Aller au contenu

L’Anaphylaxie/Chapitre III

La bibliothèque libre.
Félix Alcan (p. 20-26).

III

PÉRIODE D’INCUBATION.

Il est probablement impossible de déterminer avec précision la durée de la période d’incubation ; car sans doute cette durée varie selon la dose, selon l’espèce animale, et surtout suivant la nature de l’antigène injecté.

Toujours est-il qu’un certain temps est nécessaire pour que l’anaphylaxie apparaisse. Lewis dit l’avoir constatée même au 6e jour (par injection dans le cœur).

Rosenau et Anderson, dans des études très précises, ont vu que pendant les six premiers jours (injection de sérum de cheval à des cobayes) il n’y avait aucun phénomène ; du 7e au 10e jour, l’intensité des phénomènes (pour l’injection seconde) va en augmentant. À partir du 14e jour l’effet anaphylactique est maximum.
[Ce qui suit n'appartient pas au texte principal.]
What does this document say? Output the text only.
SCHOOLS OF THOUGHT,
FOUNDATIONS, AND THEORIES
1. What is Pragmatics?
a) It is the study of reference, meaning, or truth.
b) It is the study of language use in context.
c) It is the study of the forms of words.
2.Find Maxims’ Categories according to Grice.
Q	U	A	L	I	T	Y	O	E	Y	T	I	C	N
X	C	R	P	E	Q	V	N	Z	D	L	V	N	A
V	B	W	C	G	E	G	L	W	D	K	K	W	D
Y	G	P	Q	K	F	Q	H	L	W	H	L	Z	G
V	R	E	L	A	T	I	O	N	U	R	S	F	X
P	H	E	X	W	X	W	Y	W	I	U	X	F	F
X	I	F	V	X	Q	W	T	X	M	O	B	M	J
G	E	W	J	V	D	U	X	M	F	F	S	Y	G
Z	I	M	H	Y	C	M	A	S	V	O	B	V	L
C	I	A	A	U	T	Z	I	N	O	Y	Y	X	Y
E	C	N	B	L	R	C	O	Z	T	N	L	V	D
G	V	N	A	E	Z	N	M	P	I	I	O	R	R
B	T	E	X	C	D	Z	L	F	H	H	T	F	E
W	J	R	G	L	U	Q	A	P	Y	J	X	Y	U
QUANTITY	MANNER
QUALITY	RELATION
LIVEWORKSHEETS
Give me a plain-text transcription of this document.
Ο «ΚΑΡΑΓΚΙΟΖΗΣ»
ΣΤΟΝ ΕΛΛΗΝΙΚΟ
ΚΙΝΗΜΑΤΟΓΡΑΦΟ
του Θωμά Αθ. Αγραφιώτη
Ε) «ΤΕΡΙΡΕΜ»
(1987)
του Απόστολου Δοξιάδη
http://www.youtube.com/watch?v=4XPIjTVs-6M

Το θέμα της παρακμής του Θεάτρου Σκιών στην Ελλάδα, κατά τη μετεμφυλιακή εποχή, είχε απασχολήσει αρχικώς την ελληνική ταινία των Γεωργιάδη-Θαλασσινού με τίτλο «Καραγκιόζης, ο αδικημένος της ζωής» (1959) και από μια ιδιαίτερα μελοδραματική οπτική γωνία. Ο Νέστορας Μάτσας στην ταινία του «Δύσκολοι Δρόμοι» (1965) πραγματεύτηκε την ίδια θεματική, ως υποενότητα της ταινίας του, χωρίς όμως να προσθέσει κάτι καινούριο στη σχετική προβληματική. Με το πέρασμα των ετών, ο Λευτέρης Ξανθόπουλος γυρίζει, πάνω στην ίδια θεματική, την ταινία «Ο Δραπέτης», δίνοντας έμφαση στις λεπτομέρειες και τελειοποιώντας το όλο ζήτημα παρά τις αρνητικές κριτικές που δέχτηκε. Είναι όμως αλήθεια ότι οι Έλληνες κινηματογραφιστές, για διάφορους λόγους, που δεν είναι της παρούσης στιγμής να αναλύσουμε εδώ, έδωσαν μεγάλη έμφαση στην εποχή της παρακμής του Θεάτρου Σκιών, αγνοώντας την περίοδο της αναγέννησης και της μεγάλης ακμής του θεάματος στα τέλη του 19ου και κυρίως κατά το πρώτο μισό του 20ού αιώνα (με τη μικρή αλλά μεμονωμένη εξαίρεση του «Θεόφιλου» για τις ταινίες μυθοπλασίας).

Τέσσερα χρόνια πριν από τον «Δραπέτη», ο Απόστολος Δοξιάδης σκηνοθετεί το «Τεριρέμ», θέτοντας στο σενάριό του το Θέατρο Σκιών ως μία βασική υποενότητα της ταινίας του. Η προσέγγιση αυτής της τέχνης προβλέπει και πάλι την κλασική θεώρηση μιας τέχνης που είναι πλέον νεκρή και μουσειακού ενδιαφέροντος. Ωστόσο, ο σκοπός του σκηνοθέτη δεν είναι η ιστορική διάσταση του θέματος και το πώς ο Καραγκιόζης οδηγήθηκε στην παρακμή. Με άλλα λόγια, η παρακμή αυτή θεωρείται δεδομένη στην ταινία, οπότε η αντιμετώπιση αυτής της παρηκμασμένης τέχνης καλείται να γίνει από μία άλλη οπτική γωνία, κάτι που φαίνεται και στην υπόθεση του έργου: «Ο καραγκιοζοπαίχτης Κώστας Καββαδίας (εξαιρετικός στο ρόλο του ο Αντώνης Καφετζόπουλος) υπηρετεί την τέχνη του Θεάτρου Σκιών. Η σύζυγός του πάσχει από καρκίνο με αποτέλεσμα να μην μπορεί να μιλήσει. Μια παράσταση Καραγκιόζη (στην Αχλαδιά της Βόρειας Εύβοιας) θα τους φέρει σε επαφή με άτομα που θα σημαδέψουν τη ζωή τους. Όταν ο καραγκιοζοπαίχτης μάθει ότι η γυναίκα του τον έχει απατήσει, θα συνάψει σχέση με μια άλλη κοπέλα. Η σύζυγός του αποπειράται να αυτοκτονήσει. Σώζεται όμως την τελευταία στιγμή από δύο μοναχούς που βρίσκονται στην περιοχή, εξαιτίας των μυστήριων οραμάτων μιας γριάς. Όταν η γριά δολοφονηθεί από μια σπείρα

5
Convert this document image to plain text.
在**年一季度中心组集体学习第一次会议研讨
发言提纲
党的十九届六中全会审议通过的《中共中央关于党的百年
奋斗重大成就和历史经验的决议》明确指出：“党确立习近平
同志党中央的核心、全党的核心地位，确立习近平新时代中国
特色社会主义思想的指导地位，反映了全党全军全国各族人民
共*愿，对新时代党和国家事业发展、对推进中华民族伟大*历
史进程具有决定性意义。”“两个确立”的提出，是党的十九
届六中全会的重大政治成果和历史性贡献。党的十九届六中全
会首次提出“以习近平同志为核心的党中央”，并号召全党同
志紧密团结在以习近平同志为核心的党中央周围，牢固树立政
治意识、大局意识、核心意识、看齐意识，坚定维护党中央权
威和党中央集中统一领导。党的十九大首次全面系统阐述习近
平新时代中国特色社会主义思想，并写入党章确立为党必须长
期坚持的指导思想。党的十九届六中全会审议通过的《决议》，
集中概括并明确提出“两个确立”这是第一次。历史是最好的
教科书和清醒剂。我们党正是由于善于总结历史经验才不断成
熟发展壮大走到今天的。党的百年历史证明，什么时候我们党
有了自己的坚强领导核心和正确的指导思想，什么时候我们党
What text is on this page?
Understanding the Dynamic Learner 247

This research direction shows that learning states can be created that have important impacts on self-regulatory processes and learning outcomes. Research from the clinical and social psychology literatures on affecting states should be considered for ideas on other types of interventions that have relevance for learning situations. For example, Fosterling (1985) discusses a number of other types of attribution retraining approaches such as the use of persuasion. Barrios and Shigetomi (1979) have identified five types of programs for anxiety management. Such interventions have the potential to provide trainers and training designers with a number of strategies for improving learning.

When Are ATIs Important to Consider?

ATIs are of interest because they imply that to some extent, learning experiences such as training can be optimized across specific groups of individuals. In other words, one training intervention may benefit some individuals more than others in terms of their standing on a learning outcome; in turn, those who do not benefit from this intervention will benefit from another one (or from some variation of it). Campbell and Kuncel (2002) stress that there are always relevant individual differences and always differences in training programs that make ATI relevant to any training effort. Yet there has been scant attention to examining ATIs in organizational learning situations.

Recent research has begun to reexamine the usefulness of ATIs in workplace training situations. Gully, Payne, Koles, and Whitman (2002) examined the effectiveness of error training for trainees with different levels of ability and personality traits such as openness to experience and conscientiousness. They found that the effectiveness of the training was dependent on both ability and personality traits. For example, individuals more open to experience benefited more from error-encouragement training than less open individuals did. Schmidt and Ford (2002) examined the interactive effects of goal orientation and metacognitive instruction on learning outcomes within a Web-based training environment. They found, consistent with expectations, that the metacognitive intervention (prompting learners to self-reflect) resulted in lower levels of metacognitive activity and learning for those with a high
Il ne semble pas d’ailleurs que la durée diffère selon la dose injectée, ou selon le lieu de l’injection (dans le cerveau ou sous la peau).

Avec la mytilo-congestine, l’actino-congestine et la crépitine, la période d’incubation m’a paru variable. Pour la mytilocongestine (sur des chiens par injection intraveineuse) il y a eu anaphylaxie au 10e jour. Mais le maximum d’action a été seulement au 15e jour. Pour l’actino-congestine, l’anaphylaxie n’a commencé qu’au 12e jour ; le maximum d’action, très nettement, ne s’est produit qu’au 28e jour. Pour la crépito-congestine, l’anaphylaxie commence plus tard encore. Elle est à peu près nulle avant le 28e jour, et elle n’atteint guère son maximum que vers le 36e jour. Ces différences dans la durée d’incubation de l’anaphylaxie pour ces trois poisons répondent assez bien à la différence de durée dans leur action toxique. Par la mytiline, la mort survient au 4e jour ; par l’actinine, au 7e jour ; par la crépitine, vers le 15e jour (aussi bien chez les chiens que chez les lapins et les cobayes).

Chez l’homme, et plus particulièrement chez l’enfant, comme les injections secondes de sérum produisent des accidents que jamais ne produisent les injections premières, on s’est occupé avec un grand soin de la durée d’incubation de l’anaphylaxie. D’après V. Pirquet, dès le 5e ou 6e jour après l’injection première, l’injection seconde provoque des phénomènes d’anaphylaxie locale ; mais le maximum d’effet ne se produit qu’à partir du 12e jour.

D’après Arthus, chez le lapin, pour injections de sérum de cheval, il n’y a commencement d’état anaphylactique qu’au 9e jour. Encore est-ce très peu de chose. Il ne lui semble pas que la grandeur de la dose première injectée ait grande influence.

Cependant, d’après d’autres auteurs, la dose première n’est pas sans influence sur la durée de l’incubation. Avec de très faibles doses Otto n’a pas vu encore d’anaphylaxie au 11e jour. Gay et Southard ne l’ont vue qu’au 14e jour ; Otto, au 17e jour ; Besredka, au 12e jour.

Des doses fortes de l’injection première ont un effet tout autre qu’on ne serait tenté d’abord de le croire. Elles sont retardatrices plutôt qu’accélératrices de la durée de l’incubation (Otto). De même si, après l’injection première, on fait, au 6e jour environ, une autre injection, puis une autre injection encore, on arrive à retarder le moment de l’anaphylaxie. Tout semble se passer comme si l’anaphylaxie ne se produisait qu’après que l’antigène a complètement disparu du sang. Comme on le verra plus loin, il ne peut y avoir simultanément antigène et toxogénine dans le sang. Par conséquent, après une dose très forte d’antigène, la toxogénine apparaît tardivement.

Enfin, comme l’ont noté Otto, Gay et Southard, Rosenau et Anderson, on ne peut comparer les durées d’incubation qu’en adoptant les mêmes voies d’introduction pour l’injection seconde. Tel cobaye qui, au 10e jour, est déjà sensible à l’injection seconde, intracardiaque, est tout à fait résistant à l’injection seconde sous-cutanée.

Toute loi absolue est donc impossible à donner ; pourtant on pourrait, s’il fallait présenter les choses sous une forme schématique et moyenne, dire qu’il faut un minimum de dix jours pour la période d’incubation de l’anaphylaxie. Du 10e au 20e jour, l’intensité de l’état anaphylactique va en augmentant, pour avoir son maximum vers le 20e jour, et, dans certains cas, avec certains antigènes, vers le 40e jour.